Elizabeth: I started with 1,500 DVDs for the first processing iteration. While I had outlined the processing workflow in advance, some details weren’t fully figured out until I actually was in the trenches. It took extra time to figure out how to automate processes, but devoting that time up front has already proven worthwhile for many reasons. First, the workflow for these 1,500 DVDs took 2 months to complete, while the second iteration of 1,400 DVDs was accomplished in just 2 weeks. Automating saved so much time that I’m now very ahead of schedule with the project! Second, automating processes means there’s less room for human error. After my close call with almost running the sampling script on content a second time, I realized scripts can protect against errors through building in simple actions, such as moving content into new directories or prompting the user to enter the name of the directory on which the script should run. Third, the logs that are generated by these scripts are useful not just when testing, but ultimately the logs generated when running the scripts in production document actions taken on the content and will be retained as processing documentation. Since the jobs were renamed, being able to trace the changes are important for archival chain of custody.
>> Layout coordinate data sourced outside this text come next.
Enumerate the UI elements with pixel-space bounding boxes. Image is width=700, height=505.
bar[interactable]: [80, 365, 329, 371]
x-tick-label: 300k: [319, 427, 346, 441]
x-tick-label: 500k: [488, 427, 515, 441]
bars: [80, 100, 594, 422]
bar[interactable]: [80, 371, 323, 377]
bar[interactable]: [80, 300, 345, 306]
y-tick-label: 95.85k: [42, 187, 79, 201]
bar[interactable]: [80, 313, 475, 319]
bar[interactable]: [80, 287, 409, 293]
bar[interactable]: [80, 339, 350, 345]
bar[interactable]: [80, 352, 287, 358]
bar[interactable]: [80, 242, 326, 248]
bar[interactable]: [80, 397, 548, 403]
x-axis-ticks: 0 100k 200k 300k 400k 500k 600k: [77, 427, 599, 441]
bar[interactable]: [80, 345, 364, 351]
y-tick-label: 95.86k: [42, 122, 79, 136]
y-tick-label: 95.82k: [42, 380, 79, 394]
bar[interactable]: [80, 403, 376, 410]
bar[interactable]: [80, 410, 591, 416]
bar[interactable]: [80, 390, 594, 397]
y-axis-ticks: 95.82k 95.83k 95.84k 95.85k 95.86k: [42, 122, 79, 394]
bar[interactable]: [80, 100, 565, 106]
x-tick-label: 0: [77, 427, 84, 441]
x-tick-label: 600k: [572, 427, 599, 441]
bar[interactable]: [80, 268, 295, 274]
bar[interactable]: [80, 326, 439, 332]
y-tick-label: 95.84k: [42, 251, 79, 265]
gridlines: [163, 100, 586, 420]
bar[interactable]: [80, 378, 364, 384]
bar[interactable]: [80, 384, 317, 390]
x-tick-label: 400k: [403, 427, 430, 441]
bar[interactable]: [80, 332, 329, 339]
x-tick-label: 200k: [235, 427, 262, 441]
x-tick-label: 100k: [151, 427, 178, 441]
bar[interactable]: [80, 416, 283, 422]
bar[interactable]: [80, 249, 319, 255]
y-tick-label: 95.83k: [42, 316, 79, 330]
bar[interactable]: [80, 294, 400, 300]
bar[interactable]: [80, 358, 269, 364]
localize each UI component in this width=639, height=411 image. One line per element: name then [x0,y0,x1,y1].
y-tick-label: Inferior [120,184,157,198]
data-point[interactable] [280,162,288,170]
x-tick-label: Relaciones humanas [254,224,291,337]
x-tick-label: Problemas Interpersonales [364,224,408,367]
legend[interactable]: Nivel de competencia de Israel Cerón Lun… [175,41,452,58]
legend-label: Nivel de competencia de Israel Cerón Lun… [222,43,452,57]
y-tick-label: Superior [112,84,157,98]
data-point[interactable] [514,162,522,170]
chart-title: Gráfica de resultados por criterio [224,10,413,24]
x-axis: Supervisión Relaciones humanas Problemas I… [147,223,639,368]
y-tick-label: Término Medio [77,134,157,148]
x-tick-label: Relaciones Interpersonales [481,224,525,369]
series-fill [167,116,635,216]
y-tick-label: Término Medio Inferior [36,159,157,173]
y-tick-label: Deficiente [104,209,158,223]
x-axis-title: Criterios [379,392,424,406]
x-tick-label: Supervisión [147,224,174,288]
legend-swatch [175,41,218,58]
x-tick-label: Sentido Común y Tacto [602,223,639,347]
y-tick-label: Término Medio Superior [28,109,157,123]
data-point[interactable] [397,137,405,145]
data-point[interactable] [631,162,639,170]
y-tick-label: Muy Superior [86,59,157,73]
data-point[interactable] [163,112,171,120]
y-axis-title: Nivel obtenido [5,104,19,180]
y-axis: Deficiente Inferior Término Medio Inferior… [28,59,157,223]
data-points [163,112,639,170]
While these scripts were written for this very specific use case, they have potential future use for my residency project. When I’m done with the DVDs, I will begin developing workflows for transferring content from other sources and physical media, such as getting athletics-related photos directly from Athletic Communications via external hard drives, which will introduce new naming conventions and systems of organization.
Eric’s role in the greater landscape of my project is to assist with metadata clean-up (much of which is still forthcoming), and I couldn’t have predicted how extensive this collaboration would become back when Lora suggested I look into a script to collapse directory structures. One of the biggest takeaways for me has been to reach out to colleagues in other departments, ask for help, and you both might learn a new thing or two. Our collaboration has been successful not just in producing these scripts to automate processing; when we began this process in January, I was rather intimidated by Python. I still have a ways to go with learning Python, but I’m now more intrigued than apprehensive because I have a better sense its capabilities and potential use in processing large, digital archival collections.
Eric: By tackling these problems with Elizabeth, I learned how to use the “os” and “shutil” Python modules and which I have already reused in other projects, including a script for batch ingesting files into a DSpace repository and a documentation clean-up project. More importantly though, this collaboration highlighted the advantage of taking a broad view of what it means to provide metadata support for a project. While most of these tasks could be classified as file management, none of them required all that much of my time and helping Elizabeth with these issues deepened my understanding of the project and allowed me to offer better recommendations in regards to the metadata. Additionally, these tasks were mutually beneficial to both of our interests in the project. Given that the folder names were a primary source of metadata about the images, when I helped Elizabeth with the renaming of folders, I was also helping myself because the information would be easier for me to extract at a later stage of the project.